Palmer wants to be a lawyer when she’s older—one that advocates for social justice reform. With an already impressive resume, she’s off to a good start.

Dorian Nowell, 14, Financial District, Manhattan

Photograph: Delia Barth

Dorian Nowell lives in Lower Manhattan and is a student at Paramus Catholic High School. The shooting at Marjory Stoneman Douglas hit close to home—one of his friends is a survivor of the shooting there.

“I don’t think it’s normal for students to have to be constantly aware of a school shooting,” he says.

Nowell is a quarterback on the football team at Paramus, and hopes to one day secure an athletic scholarship. He’s also an active volunteer—he’s taken part in clothing and food drives through his school. He is keenly aware of the biases that still exist throughout the country, and in his home base of New York and New Jersey, and understands the change that his generation is poised to effect when it comes to the issues he cares about.

“Generation Z is ambitious, curious and doesn’t take no for an answer,” he says.

But Nowell, at 14, is still very much a kid. And like most kids, he’s constantly looking for ways to escape the noise online and in the news, and take a moment.
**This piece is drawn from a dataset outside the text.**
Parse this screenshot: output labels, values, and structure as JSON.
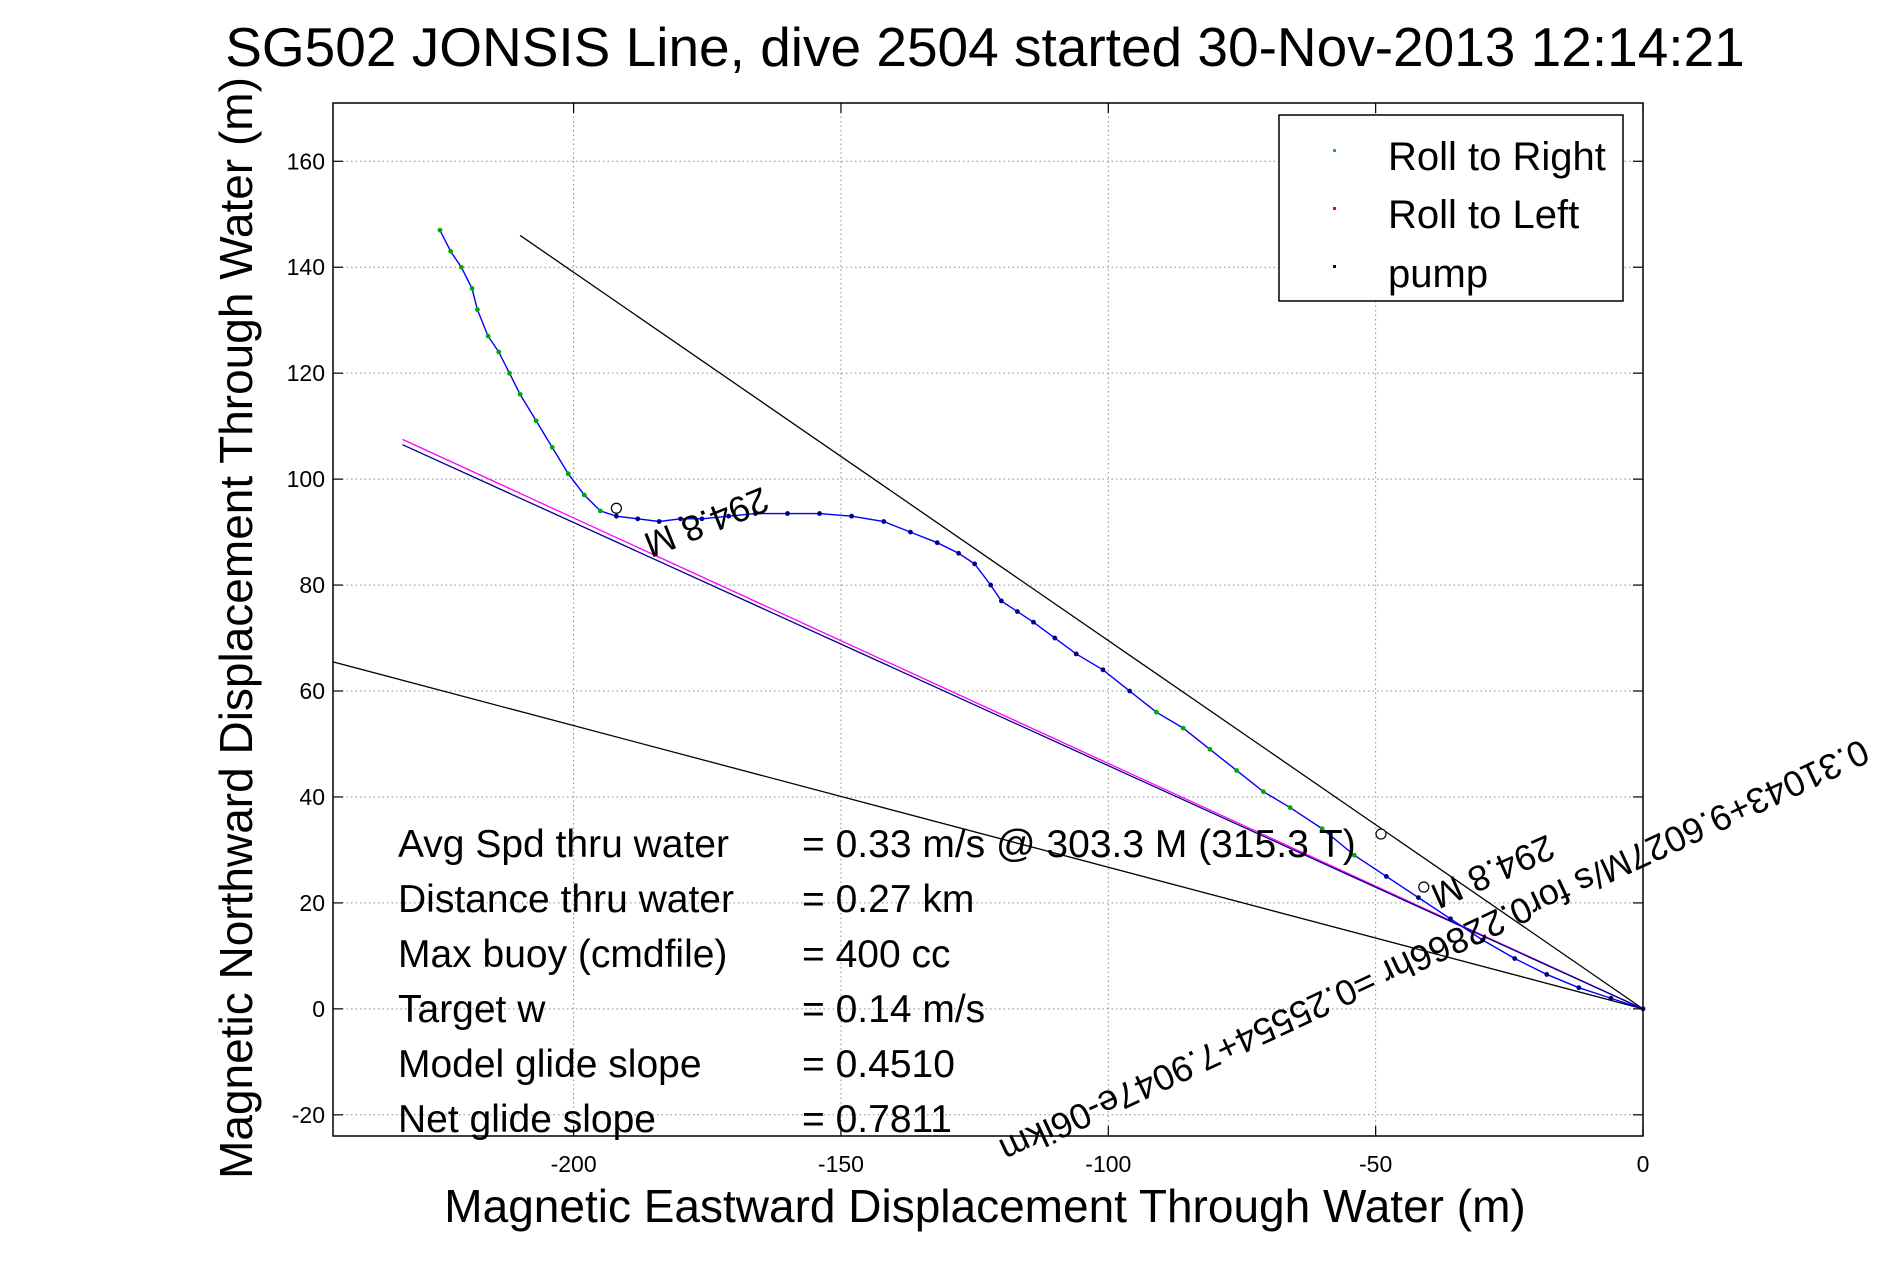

“I use Citi Bikes and take rides along the water in Financial District to get the stress off my mind,” he says. “At the end of the day, I'm a New Yorker. New York City kids are much more mature, and experience so much more than kids living in a suburban area. I know how to get away from it all while still being surrounded by millions of people.”

Nowell makes an interesting point: the teens that are currently coming of age in Gotham are uniquely equipped to handle the pressures of the world. How this new generation leverages that ability to create positive change remains to be seen. But as far as these four teens are concerned, Generation Z is going to be a force to be reckoned, and this year’s wave of activism is only the beginning.